Decía así, aunque estas palabras sólo son el cuerpo: el alma de la canción era la dulce cara y la dulce voz de la entrañable anciana, y el dulce y añejo aire que le daba al cantar. Al final estaba tan entumecida y renca que los ángeles se vieron forzados a llevársela; la ayudaron a tejer el vestido nupcial y la acompañaron hasta el páramo de Harthover y muchísimo más lejos. Después vino una nueva maestra a Vendale; esperemos que no fuera certificada.
Mientras tanto, Tom nadaba en el río, con un pequeño y precioso cuello de encaje que hacía la función de unas branquias, vivaz como una angula y limpio como un salmón acabado de pescar.
Y ahora, si no te gusta mi historia, vete a la escuela a aprender la tabla de multiplicar; a ver si así te la pasas mejor. Algunos, sin duda, lo harán, porque de todo hay en la viña del señor. Mejor para nosotros, aunque no para ellos.
Continúa leyendo esta historia en "Los niños del agua - Capítulo III - Charles Kingsley"
(1) Terreno triangular de Eversley con un sendero en el centro como la barra de la letra A
(2) Referencia a Samuel Griswold, escritor opositor a las fábulas tradicionales. Primo Chamchild es un mote que puede traducirse como "Zampaniños".
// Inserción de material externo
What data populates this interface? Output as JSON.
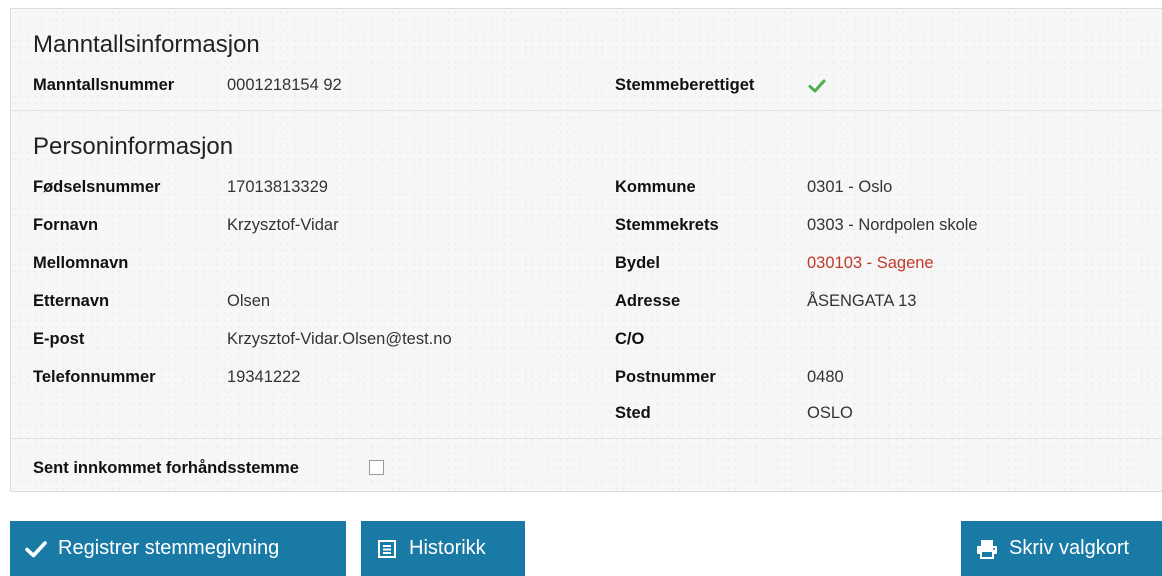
{
  "manntall": {
    "heading": "Manntallsinformasjon",
    "number_label": "Manntallsnummer",
    "number_value": "0001218154 92",
    "eligible_label": "Stemmeberettiget",
    "eligible_icon": "check-icon",
    "eligible_color": "#4caf50"
  },
  "person": {
    "heading": "Personinformasjon",
    "left": [
      {
        "label": "Fødselsnummer",
        "value": "17013813329"
      },
      {
        "label": "Fornavn",
        "value": "Krzysztof-Vidar"
      },
      {
        "label": "Mellomnavn",
        "value": ""
      },
      {
        "label": "Etternavn",
        "value": "Olsen"
      },
      {
        "label": "E-post",
        "value": "Krzysztof-Vidar.Olsen@test.no"
      },
      {
        "label": "Telefonnummer",
        "value": "19341222"
      }
    ],
    "right": [
      {
        "label": "Kommune",
        "value": "0301 - Oslo"
      },
      {
        "label": "Stemmekrets",
        "value": "0303 - Nordpolen skole"
      },
      {
        "label": "Bydel",
        "value": "030103 - Sagene"
      },
      {
        "label": "Adresse",
        "value": "ÅSENGATA 13"
      },
      {
        "label": "C/O",
        "value": ""
      },
      {
        "label": "Postnummer",
        "value": "0480"
      },
      {
        "label": "Sted",
        "value": "OSLO"
      }
    ]
  },
  "late_vote": {
    "label": "Sent innkommet forhåndsstemme",
    "checked": false
  },
  "actions": {
    "register_label": "Registrer stemmegivning",
    "history_label": "Historikk",
    "print_label": "Skriv valgkort"
  },
  "colors": {
    "button": "#1a7aa6",
    "bydel_text": "#c0392b"
  }
}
(3) Libro de Jane Marcet. Es su cruzada contra las mentes estrechas, Kingsley la trata despectivamente como Tía. En cuanto al término "agitate", se puede traducir como "nervioso, agitado" e incluso "azorado", es decir, "Tía Agitada", "Tía Nnerviosa" o "Tía Desquiciada"
(4) Conocido cazador de ciervos de la época.
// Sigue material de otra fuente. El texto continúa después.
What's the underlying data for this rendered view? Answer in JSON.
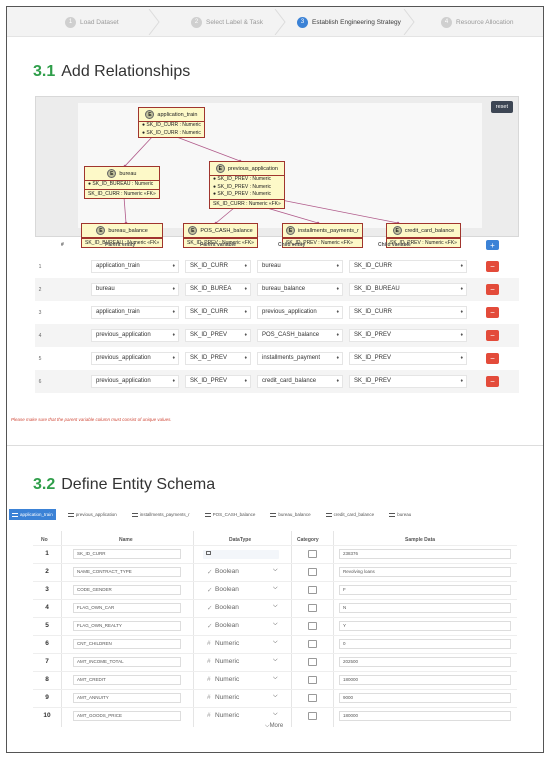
{
  "steps": [
    {
      "num": "1",
      "label": "Load Dataset"
    },
    {
      "num": "2",
      "label": "Select Label & Task"
    },
    {
      "num": "3",
      "label": "Establish Engineering Strategy"
    },
    {
      "num": "4",
      "label": "Resource Allocation"
    }
  ],
  "section1": {
    "num": "3.1",
    "title": "Add Relationships"
  },
  "diagram": {
    "reset_label": "reset",
    "entities": [
      {
        "name": "application_train",
        "attrs": [
          "SK_ID_CURR : Numeric",
          "SK_ID_CURR : Numeric"
        ],
        "fk": ""
      },
      {
        "name": "bureau",
        "attrs": [
          "SK_ID_BUREAU : Numeric"
        ],
        "fk": "SK_ID_CURR : Numeric «FK»"
      },
      {
        "name": "previous_application",
        "attrs": [
          "SK_ID_PREV : Numeric",
          "SK_ID_PREV : Numeric",
          "SK_ID_PREV : Numeric"
        ],
        "fk": "SK_ID_CURR : Numeric «FK»"
      },
      {
        "name": "bureau_balance",
        "attrs": [],
        "fk": "SK_ID_BUREAU : Numeric «FK»"
      },
      {
        "name": "POS_CASH_balance",
        "attrs": [],
        "fk": "SK_ID_PREV : Numeric «FK»"
      },
      {
        "name": "installments_payments_r",
        "attrs": [],
        "fk": "SK_ID_PREV : Numeric «FK»"
      },
      {
        "name": "credit_card_balance",
        "attrs": [],
        "fk": "SK_ID_PREV : Numeric «FK»"
      }
    ]
  },
  "relationships": {
    "headers": [
      "#",
      "Parent entity",
      "Parent variable",
      "Child entity",
      "Child variable"
    ],
    "add_label": "+",
    "remove_label": "−",
    "rows": [
      {
        "num": "1",
        "parent": "application_train",
        "pvar": "SK_ID_CURR",
        "child": "bureau",
        "cvar": "SK_ID_CURR"
      },
      {
        "num": "2",
        "parent": "bureau",
        "pvar": "SK_ID_BUREA",
        "child": "bureau_balance",
        "cvar": "SK_ID_BUREAU"
      },
      {
        "num": "3",
        "parent": "application_train",
        "pvar": "SK_ID_CURR",
        "child": "previous_application",
        "cvar": "SK_ID_CURR"
      },
      {
        "num": "4",
        "parent": "previous_application",
        "pvar": "SK_ID_PREV",
        "child": "POS_CASH_balance",
        "cvar": "SK_ID_PREV"
      },
      {
        "num": "5",
        "parent": "previous_application",
        "pvar": "SK_ID_PREV",
        "child": "installments_payment",
        "cvar": "SK_ID_PREV"
      },
      {
        "num": "6",
        "parent": "previous_application",
        "pvar": "SK_ID_PREV",
        "child": "credit_card_balance",
        "cvar": "SK_ID_PREV"
      }
    ],
    "note": "Please make sure that the parent variable column must consist of unique values."
  },
  "section2": {
    "num": "3.2",
    "title": "Define Entity Schema"
  },
  "schema_tabs": [
    "application_train",
    "previous_application",
    "installments_payments_r",
    "POS_CASH_balance",
    "bureau_balance",
    "credit_card_balance",
    "bureau"
  ],
  "schema": {
    "headers": [
      "No",
      "Name",
      "DataType",
      "Category",
      "Sample Data"
    ],
    "rows": [
      {
        "no": "1",
        "name": "SK_ID_CURR",
        "dtype": "",
        "icon": "",
        "sample": "238376"
      },
      {
        "no": "2",
        "name": "NAME_CONTRACT_TYPE",
        "dtype": "Boolean",
        "icon": "✓",
        "sample": "Revolving loans"
      },
      {
        "no": "3",
        "name": "CODE_GENDER",
        "dtype": "Boolean",
        "icon": "✓",
        "sample": "F"
      },
      {
        "no": "4",
        "name": "FLAG_OWN_CAR",
        "dtype": "Boolean",
        "icon": "✓",
        "sample": "N"
      },
      {
        "no": "5",
        "name": "FLAG_OWN_REALTY",
        "dtype": "Boolean",
        "icon": "✓",
        "sample": "Y"
      },
      {
        "no": "6",
        "name": "CNT_CHILDREN",
        "dtype": "Numeric",
        "icon": "#",
        "sample": "0"
      },
      {
        "no": "7",
        "name": "AMT_INCOME_TOTAL",
        "dtype": "Numeric",
        "icon": "#",
        "sample": "202500"
      },
      {
        "no": "8",
        "name": "AMT_CREDIT",
        "dtype": "Numeric",
        "icon": "#",
        "sample": "180000"
      },
      {
        "no": "9",
        "name": "AMT_ANNUITY",
        "dtype": "Numeric",
        "icon": "#",
        "sample": "9000"
      },
      {
        "no": "10",
        "name": "AMT_GOODS_PRICE",
        "dtype": "Numeric",
        "icon": "#",
        "sample": "180000"
      }
    ],
    "more_label": "More"
  }
}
(5) Famosa yegua que ganó varios trofeos entre 1835 y 1842
(6) Es lo mismo que decir "Nunca". Refiere a la expresión inventada por Rabelais en uno de los capítulos de Gargantúa y Pantagruel. Los Cocqcigrues son criaturas fantásticas.
(7) Revista fundada por Herbert Ingram y Mark Lemon en 1842
(8) Investigadores, paleontólogos, geólogos y naturistas. Todos estudiosos de la evolución del hombre, algunos seguidores y otros retractores de Darwin y su Origen de las Especies.
(9) Explorador estadounidense
(10) Roedor llamado Hyrax que en las antiguas traducciones inglesas de la Biblia confundían con un coneji.
(11) Explorador francés descubridor de especies exóticas africanas.
(12) Rara salamandra cabernícola balcánica que nunca completa su metamorfosis hasta convertirse en un tritón.
(13) Extraños tipos de parásitos raramente frecuentes en el hombre
(14) Médico y antropólogo francés que elaboró una clasificación de los fósiles humanos y desarrolló una teoría antievolucionista.
(15) Exposición celebrada en Londres en 1851
(16) Cita bíblica
(17) Sociedad científica que estudia especies animales y vegetales.
(18) Presidio en la antigua colonia australiana.